Acorus calamus Linneo, Calamus odoratus Lamarck, Família das aroideas

Ácoro verdadeiro

   História Natural. Alguns botânicos chamam o Ácoro verdadeiro de Cálamo aromático, o que é um erro. O Acorus calamus pertence à Hexandria Monogynia de Linneo. É planta indígena da Europa, porém na Índia, China setentrional e no Brasil existe uma variedade, cujas raízes são mais cheirosas que as da Europa e o sabor menos amargoso e menos acre. Esta variedade foi descrita por Schott sob o nome de Acorus brasiliensium (Herb. Vindob. 4869). Tem uma raiz nodosa da grossura de um dedo mínimo, quase rasteira, a qual, dotada de fios e fibras que tem por baixo da terra, busca o seu alimento; sua cor é branca com vários raios vermelhos; muito leve, um tanto acre e agradável ao olfato; tem bastante robustez. (Dicionário de Eduardo de Faria, t.1). As folhas da variedade que se acha no Brasil apresentam menor tamanho, são mais estreitas e a raiz é menos grossa. A fruta é uma cápsula triangular que contém três sementes.

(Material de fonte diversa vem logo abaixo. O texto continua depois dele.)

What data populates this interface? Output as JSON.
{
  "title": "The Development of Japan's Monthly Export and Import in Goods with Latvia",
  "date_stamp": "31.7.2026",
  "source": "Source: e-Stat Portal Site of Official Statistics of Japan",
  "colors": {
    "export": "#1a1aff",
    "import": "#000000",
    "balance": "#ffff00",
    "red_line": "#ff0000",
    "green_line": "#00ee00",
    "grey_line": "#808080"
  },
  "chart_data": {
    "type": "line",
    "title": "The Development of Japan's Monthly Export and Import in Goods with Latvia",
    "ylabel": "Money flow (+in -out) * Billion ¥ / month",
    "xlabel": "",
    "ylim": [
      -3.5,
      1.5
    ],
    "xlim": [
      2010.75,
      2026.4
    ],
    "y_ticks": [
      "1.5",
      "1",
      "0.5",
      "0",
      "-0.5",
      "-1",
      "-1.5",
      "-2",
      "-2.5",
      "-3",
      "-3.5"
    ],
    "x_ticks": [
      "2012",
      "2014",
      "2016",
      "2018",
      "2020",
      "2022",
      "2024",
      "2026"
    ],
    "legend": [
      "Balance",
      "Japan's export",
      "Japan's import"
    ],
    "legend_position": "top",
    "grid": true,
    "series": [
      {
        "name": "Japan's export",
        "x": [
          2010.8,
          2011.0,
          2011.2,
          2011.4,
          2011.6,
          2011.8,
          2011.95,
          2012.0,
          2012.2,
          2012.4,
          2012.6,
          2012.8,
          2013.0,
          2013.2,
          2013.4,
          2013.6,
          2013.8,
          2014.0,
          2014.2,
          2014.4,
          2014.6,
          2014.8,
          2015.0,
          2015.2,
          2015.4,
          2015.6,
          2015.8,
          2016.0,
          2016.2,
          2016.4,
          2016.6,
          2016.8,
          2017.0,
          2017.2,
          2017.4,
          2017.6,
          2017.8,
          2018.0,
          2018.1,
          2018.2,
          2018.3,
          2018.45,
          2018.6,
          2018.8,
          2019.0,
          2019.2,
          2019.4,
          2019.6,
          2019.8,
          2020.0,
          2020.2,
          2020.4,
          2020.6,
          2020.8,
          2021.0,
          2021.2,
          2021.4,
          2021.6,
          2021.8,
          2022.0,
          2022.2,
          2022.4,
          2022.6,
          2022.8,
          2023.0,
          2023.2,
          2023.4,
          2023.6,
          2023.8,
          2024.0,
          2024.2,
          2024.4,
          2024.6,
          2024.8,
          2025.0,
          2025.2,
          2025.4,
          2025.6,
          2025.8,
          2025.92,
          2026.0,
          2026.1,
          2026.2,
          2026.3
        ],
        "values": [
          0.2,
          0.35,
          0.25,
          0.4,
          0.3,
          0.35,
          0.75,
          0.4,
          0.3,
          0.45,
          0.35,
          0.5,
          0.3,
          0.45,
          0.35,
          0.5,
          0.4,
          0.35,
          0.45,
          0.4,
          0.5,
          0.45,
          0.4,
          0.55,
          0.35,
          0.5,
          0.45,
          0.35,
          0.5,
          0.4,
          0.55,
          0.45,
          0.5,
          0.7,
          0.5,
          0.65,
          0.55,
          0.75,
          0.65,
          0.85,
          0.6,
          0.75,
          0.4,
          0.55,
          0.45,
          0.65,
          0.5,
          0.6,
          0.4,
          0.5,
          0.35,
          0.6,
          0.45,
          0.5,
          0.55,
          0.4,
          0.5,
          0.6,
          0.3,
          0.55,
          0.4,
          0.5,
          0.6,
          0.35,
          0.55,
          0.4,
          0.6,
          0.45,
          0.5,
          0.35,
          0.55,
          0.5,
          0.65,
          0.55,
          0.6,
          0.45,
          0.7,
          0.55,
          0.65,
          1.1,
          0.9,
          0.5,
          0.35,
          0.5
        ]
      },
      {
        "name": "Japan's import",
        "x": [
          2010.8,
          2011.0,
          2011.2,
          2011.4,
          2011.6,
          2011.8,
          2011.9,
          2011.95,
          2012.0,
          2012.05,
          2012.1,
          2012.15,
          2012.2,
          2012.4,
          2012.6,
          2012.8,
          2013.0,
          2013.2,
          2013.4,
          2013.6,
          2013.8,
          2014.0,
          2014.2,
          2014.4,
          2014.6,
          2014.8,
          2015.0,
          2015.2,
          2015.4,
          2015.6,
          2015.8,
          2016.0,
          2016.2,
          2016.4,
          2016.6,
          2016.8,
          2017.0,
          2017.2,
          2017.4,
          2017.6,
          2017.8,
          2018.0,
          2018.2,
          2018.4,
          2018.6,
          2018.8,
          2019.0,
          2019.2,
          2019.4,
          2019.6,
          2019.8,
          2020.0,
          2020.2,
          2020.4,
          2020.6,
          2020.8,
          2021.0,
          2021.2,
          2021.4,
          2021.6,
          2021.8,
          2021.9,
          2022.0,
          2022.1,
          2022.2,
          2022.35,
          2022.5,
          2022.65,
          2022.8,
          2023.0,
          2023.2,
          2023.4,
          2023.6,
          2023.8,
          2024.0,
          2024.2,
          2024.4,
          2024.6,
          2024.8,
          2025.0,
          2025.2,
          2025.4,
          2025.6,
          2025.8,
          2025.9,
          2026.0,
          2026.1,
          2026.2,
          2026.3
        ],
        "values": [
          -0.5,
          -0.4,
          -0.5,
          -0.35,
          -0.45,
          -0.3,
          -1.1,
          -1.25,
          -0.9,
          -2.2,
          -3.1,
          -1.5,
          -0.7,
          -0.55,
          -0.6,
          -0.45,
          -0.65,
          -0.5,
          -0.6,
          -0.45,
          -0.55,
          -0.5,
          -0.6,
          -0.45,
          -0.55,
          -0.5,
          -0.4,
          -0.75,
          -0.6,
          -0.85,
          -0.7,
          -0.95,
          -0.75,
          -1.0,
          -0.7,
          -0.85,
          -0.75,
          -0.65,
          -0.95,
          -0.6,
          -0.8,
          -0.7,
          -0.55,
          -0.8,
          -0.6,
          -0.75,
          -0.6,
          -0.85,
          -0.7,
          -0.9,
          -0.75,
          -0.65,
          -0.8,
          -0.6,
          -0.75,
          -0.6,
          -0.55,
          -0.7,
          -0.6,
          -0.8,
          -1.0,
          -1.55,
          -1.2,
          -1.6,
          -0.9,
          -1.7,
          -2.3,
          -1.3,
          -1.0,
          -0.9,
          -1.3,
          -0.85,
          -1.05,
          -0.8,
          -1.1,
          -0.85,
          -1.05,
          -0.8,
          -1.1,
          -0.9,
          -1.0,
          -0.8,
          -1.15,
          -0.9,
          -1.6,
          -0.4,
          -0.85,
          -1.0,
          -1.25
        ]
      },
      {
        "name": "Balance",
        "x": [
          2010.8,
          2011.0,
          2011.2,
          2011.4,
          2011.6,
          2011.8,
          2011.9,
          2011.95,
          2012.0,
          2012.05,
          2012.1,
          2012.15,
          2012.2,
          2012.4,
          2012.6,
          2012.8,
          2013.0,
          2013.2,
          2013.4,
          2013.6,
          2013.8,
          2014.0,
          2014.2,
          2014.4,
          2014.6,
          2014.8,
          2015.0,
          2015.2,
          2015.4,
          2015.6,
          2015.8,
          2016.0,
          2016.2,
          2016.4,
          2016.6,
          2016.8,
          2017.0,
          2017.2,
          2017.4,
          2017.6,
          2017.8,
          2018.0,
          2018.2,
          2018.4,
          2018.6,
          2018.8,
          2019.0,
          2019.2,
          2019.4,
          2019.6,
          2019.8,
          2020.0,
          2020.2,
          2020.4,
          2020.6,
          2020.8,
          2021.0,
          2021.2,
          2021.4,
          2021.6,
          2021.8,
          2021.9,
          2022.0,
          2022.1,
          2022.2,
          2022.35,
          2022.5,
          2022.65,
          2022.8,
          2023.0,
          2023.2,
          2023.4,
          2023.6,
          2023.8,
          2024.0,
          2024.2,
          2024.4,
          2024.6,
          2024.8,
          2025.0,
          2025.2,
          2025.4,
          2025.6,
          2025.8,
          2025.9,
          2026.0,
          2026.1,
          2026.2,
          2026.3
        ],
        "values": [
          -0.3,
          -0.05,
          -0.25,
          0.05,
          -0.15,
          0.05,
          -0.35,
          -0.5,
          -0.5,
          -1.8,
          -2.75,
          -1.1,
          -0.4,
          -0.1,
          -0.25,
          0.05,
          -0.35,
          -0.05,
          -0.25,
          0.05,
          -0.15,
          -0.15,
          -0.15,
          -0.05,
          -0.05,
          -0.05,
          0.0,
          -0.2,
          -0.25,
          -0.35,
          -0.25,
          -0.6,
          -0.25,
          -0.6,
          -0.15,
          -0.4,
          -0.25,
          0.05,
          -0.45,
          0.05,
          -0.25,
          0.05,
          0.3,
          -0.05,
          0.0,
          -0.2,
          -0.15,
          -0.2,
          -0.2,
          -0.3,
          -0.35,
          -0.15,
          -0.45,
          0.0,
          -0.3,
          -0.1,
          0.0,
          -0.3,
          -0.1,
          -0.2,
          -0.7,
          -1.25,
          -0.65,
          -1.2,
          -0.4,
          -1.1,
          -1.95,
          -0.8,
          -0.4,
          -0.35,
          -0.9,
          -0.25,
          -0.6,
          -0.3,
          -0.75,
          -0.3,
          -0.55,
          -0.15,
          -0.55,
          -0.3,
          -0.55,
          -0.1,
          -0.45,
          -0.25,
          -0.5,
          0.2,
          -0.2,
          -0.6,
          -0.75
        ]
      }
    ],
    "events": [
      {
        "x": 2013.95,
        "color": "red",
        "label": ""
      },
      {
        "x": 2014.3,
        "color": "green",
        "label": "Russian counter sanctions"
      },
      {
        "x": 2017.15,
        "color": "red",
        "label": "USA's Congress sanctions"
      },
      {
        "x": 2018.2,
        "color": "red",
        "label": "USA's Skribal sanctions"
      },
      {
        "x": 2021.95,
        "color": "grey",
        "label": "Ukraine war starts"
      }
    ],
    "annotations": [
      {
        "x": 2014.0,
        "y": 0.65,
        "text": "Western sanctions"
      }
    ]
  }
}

   Análise Química. A raiz, segundo o trabalho de Trommsdorff, contém óleo volátil, fécula particular, extrato com muriato de potassa, goma com fosfato de potassa, resina viscosa, lenho e água (ver Annales de Chimie, t.81)

   Propriedades. Erva estomacal, que os curandeiros dizem provocar urina e tirar as pontadas do peito. Seus verdadeiros efeitos são sudoríficos. Anislie diz que na Índia receita-se o chá da raiz contra as indigestões. A raiz aromática entra em muitas receitas farmacêuticas antigas. A dose da raiz em pó é de duas oitavas, e de meia onça em infusão.

 

 

Carregando...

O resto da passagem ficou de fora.